I look at Ivins’ work then and I think: So ahead of her time. Note this paragraph from the Times obit:

But the (Dallas Times Herald), she said, promised to let her write whatever she wanted. When she declared of a congressman, “If his I.Q. slips any lower, we’ll have to water him twice a day,” many readers were appalled, and several advertisers boycotted the paper. In her defense, her editors rented billboards that read: “Molly Ivins Can’t Say That, Can She?” The slogan became the title of the first of her six books.

You wonder, looking at that phrase, what was so awful about it, other than it was rude and funny. This was in the mid-’80s, before right-wing talk radio and blowhard cable slugfests, when newspaper humor was Art Buchwald and Erma Bombeck and Andy Rooney, and political humor was Mark Russell and the dopey Capitol Steps, and the only people allowed to be rude and funny were the cast of “Saturday Night Live,” and that was mainly about doing impersonations and coining catch phrases.

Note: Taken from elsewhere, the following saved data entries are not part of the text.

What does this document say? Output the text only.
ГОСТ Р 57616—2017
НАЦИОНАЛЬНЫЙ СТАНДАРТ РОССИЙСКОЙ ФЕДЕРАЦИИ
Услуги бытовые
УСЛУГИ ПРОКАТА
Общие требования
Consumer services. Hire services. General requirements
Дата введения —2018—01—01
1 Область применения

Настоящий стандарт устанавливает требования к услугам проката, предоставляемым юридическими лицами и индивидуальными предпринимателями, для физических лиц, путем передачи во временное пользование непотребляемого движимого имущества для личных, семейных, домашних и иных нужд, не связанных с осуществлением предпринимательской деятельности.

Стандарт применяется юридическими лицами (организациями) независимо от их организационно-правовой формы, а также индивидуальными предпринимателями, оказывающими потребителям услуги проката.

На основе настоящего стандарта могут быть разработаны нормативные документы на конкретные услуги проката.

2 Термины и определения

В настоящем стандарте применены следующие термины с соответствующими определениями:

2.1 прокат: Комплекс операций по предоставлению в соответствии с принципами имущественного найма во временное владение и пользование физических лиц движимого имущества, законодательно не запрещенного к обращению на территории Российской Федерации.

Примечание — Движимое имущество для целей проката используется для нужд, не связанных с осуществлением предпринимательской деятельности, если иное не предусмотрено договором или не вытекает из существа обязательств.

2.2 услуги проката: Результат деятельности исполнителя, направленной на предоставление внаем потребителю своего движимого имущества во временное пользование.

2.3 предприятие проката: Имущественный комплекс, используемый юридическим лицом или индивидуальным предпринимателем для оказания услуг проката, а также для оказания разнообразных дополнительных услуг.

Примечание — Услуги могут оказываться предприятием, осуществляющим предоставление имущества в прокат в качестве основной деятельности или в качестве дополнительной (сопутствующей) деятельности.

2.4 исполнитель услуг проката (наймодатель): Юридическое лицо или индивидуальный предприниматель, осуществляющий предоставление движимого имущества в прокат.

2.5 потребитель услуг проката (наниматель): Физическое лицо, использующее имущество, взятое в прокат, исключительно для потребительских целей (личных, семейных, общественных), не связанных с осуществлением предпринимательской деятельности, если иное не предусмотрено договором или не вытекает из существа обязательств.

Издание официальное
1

You wonder why newspapers lost their audience? Because Molly Ivins was considered the outer limits. (Although, to be sure, the Dallas Times Herald went ahead and folded in 1991, with Ivins on staff. Ultimately, it comes down to this: I don’t know anything.)

If you haven’t read the comments from the previous thread, do so. Low down, LA Mary tells some stories about her time working for Ivins as an assistant. Lucky girl. Or read the WashPost obit, here. Better yet, read both.

Bloggage:

I once knew a man who claimed to have been 13 pounds and change at birth, and judging from the size of him in adulthood, I believe him. But it gets better: His parents were so poor he was born at home, in a Chicago tenement. (I’ll bet that labor and delivery kept the neighbors up.) But he has nothing on Super Tonio, born in Cancun, weighing 14.5 pounds at birth. A moment of silence for his mother’s birth canal, please.

Kate went back to school today. Fingers crossed for no bounceback.